Jenny would have none of convening the Committee. It would be awkward if some of the members did not come—and still more awkward if all of them attended!
"I regard the Committee as having abdicated," she told us. "They chose to adjourn—let them stay adjourned. I shall go over their heads—straight to the Corporation. Let's see if the Corporation will refuse! If they do, we shall know where we are."
Of course she did not think that they would refuse, or she would never have risked an offer which forced the issue into the open. Fillingford had his feelings, Alison his scruples. Both scruples and feelings were intelligible. But was the Borough Council going to refuse a hundred thousand pounds freely given for the borough's benefit?
"Hatcham Ford as it stands—and a hundred thousand pounds, please, Mr. Cartmell."
"With the town spreading out as it is in that direction, that's more like a hundred and fifty in reality," he grumbled.

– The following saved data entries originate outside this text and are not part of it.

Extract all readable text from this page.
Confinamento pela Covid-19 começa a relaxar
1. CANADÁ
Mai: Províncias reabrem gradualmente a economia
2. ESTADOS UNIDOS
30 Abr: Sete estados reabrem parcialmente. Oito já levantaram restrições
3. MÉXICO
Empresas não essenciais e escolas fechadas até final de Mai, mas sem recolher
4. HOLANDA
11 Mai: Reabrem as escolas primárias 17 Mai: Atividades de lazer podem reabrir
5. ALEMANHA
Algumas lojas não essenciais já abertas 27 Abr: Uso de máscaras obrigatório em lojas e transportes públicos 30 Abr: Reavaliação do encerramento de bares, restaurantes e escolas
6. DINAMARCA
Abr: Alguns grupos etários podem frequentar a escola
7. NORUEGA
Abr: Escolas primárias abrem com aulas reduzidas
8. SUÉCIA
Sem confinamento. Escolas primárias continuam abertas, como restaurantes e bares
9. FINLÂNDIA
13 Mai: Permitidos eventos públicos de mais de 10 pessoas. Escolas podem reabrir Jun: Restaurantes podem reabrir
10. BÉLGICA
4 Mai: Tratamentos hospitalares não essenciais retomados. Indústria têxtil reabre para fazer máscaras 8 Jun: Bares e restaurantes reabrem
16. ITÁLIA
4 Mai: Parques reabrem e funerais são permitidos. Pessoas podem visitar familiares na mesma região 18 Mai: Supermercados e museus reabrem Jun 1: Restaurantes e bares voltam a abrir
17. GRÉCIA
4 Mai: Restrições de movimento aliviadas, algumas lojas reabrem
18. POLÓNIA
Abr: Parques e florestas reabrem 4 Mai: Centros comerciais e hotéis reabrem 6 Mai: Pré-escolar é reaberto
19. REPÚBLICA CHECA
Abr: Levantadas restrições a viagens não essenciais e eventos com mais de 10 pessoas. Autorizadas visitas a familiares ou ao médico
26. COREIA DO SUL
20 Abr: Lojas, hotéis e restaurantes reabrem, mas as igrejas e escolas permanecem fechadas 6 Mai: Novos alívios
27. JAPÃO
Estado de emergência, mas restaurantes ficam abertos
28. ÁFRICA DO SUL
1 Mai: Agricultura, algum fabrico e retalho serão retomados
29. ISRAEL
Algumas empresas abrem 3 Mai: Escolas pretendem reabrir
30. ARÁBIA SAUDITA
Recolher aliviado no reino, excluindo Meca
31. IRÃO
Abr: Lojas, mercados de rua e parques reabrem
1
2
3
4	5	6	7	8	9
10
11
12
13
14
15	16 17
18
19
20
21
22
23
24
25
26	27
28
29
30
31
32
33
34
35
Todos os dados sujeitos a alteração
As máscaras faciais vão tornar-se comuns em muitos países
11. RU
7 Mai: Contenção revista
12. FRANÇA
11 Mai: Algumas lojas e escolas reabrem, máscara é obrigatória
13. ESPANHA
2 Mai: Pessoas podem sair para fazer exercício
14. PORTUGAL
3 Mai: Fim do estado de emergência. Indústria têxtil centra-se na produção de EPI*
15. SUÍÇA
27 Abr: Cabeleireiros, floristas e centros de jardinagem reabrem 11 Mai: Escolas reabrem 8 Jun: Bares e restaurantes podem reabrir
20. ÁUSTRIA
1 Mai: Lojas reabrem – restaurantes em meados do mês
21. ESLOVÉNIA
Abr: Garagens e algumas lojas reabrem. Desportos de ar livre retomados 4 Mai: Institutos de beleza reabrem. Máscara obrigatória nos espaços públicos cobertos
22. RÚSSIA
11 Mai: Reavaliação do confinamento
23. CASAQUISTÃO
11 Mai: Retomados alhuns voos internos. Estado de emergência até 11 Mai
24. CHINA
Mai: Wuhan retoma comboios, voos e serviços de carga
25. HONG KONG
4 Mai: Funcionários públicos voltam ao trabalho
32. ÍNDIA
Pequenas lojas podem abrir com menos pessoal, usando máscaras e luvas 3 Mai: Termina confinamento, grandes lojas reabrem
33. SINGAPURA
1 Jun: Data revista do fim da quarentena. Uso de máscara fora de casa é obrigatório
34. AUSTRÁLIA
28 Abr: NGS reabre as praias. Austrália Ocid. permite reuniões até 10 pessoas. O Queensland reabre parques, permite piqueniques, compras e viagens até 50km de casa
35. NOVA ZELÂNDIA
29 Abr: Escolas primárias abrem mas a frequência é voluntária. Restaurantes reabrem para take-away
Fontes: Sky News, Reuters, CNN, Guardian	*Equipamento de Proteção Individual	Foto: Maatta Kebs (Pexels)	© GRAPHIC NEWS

"I'm going to bleed you sadly!" Jenny assured him gayly. "We'll send for Mr. Bindlecombe and get this in hand at once. We'll see the Institute growing out of the ground within the year!"
Bindlecombe, too, was all for a dashing strategy—though I think that he would have been for anything that Jenny wanted. The letter to the Mayor (Bindlecombe no longer filled that office, though he was still a leading member of the Corporation) was written; it appeared in the paper; a meeting to consider it was called for the next week. In the same issue of the paper appeared an account of Jenny's reception in Catsford, and an announcement of the impending holiday and feast. That issue might fairly be called Jenny's number. Her friends were jubilant; her enemies were bewildered by the audacity of her assault.
But Jenny did not come off without loss. Not only did she confirm the disapproval of those who were resolute against her—I heard much of Mrs. Jepps's outspoken and shocked comments, something of Alison's stern silence—but she lost or came near to losing an adherent of undoubted value.
Dash and defiance were not Lady Aspenick's idea of the proper way of proceeding; and another thing offended her no less. She had, I think, on the news of Jenny's return, devised a scheme by which she was to be Jenny's protector and champion; she would throw the ægis of Overington Grange's undoubted respectability over Jenny's vulnerable spot; her influence, tact, and diplomacy would gradually smooth Jenny's path back to society; Jenny would be bound to gratitude and to docility. The dashing strategy upset all that; the appearance of Margaret Octon upset it still more.
She paid her call on Jenny—her previous position committed her to that. She drove over—not in a tandem—on the same day on which all the news about Jenny was in the paper. I met her as she went away, happening to come up to the Priory door just as she was coming out—Jenny not escorting her. She was looking black.